With adult videos no longer a significant source of revenue, Marriott can reap the benefits of ditching the risqué content without hurting its bottom line. “If they’re losing revenue, it’s going to be miniscule,” confirms McInerney.
The major difference between Wal-Mart and Marriott’s moves to morality is the way the companies publicized the shift.
Marriott only acknowledged the new policy to press organizations after the news was leaked by an analyst. “I don’t think they wanted to make a big deal out of it,” McInerney said. “It’s about taking it back to your core values of what you think as a company.”
On the flip side, Wal-Mart trumpeted its initiative to the heavens, blasting off a lengthy press release and making its announcement alongside first lady Michelle Obama for maximum exposure. But its lofty goals – including reducing sodium in packaged foods by 25% over the next five years – are nothing to sniff at.
Other Moral Moves – A Mixed Record
Wal-Mart and Marriott aren’t the only ones who have made a move toward morality in the past few years. Here are some other companies that have tried to take the high road – even if their efforts weren’t always met with universal acclaim.
Since launching the app store in 2008, Apple (Stock Quote: AAPL) has forbidden developers from introducing apps that feature “objectionable content.” While that has kept adult content out of the hands of children, the policy has attracted plenty of criticism from developers for its strict restrictions and sometimes arbitrary decisions.

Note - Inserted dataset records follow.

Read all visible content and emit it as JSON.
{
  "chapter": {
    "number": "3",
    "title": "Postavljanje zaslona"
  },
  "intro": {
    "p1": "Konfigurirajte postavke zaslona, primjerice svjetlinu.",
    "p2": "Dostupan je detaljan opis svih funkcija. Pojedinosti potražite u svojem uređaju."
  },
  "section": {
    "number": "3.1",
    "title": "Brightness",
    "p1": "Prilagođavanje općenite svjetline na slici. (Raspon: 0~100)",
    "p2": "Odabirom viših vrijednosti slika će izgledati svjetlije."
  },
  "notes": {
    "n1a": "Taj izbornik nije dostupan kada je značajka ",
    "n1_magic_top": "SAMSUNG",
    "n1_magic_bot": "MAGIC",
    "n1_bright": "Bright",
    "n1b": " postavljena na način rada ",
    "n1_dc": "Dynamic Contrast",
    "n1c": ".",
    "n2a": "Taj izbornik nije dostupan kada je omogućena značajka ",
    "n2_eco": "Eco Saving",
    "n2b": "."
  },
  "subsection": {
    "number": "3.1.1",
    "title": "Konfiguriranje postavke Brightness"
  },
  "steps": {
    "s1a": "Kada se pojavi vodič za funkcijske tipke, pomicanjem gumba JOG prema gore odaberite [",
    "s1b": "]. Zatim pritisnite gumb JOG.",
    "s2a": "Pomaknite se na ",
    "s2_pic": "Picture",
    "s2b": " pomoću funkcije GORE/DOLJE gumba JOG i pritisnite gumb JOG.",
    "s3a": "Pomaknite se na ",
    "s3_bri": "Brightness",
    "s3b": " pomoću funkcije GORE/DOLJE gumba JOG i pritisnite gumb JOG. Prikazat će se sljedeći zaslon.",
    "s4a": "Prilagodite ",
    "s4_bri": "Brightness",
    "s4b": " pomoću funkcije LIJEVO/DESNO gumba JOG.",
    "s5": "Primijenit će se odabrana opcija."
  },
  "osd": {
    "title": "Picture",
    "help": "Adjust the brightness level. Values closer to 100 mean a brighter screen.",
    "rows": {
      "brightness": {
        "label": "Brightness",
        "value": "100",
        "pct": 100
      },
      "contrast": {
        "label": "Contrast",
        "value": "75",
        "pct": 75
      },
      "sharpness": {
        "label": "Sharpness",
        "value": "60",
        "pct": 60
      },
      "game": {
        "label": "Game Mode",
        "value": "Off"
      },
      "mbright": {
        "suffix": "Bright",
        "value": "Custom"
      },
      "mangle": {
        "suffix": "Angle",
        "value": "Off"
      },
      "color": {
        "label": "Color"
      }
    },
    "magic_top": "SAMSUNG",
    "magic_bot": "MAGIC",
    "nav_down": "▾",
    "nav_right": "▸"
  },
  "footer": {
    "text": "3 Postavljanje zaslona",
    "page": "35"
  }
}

BP (Stock Quote: BP) tried to go “beyond petroleum” at the turn of the century, offering to take the lead on alternative energy sources. But it was roundly accused of “greenwashing” its image rather than making real change, and the rebranding crashed and burned with the Deepwater Horizon oil spill. Now Chevron has launched a similar campaign declaring its commitment to the environment – let’s hope they don’t meet the same fate as BP.
Starbucks (Stock Quote: SBUX) made an effort at social responsibility when it introduced a line of fair trade coffee in 2000, though it’s been criticized for not going far enough. The coffee giant also recently dropped high-fructose corn syrup from all its products in a move to satisfy health-conscious consumers.
Google’s (Stock Quote: GOOG) unofficial motto is famously “don’t be evil,” initially referring to its commitment to unbiased search results. But the policy has been tested numerous times as the company has expanded, most notably when it agreed to China’s censorship restrictions in exchange for operating in the country.
Kellogg’s (Stock Quote: K) has always had its roots in tradition – its founder, Will Kellogg, was a deeply religious man who sought to create a healthy breakfast food. Most recently, the company agreed to stop marketing unhealthy cereals to children… but only after it was faced with a lawsuit over its advertising practices.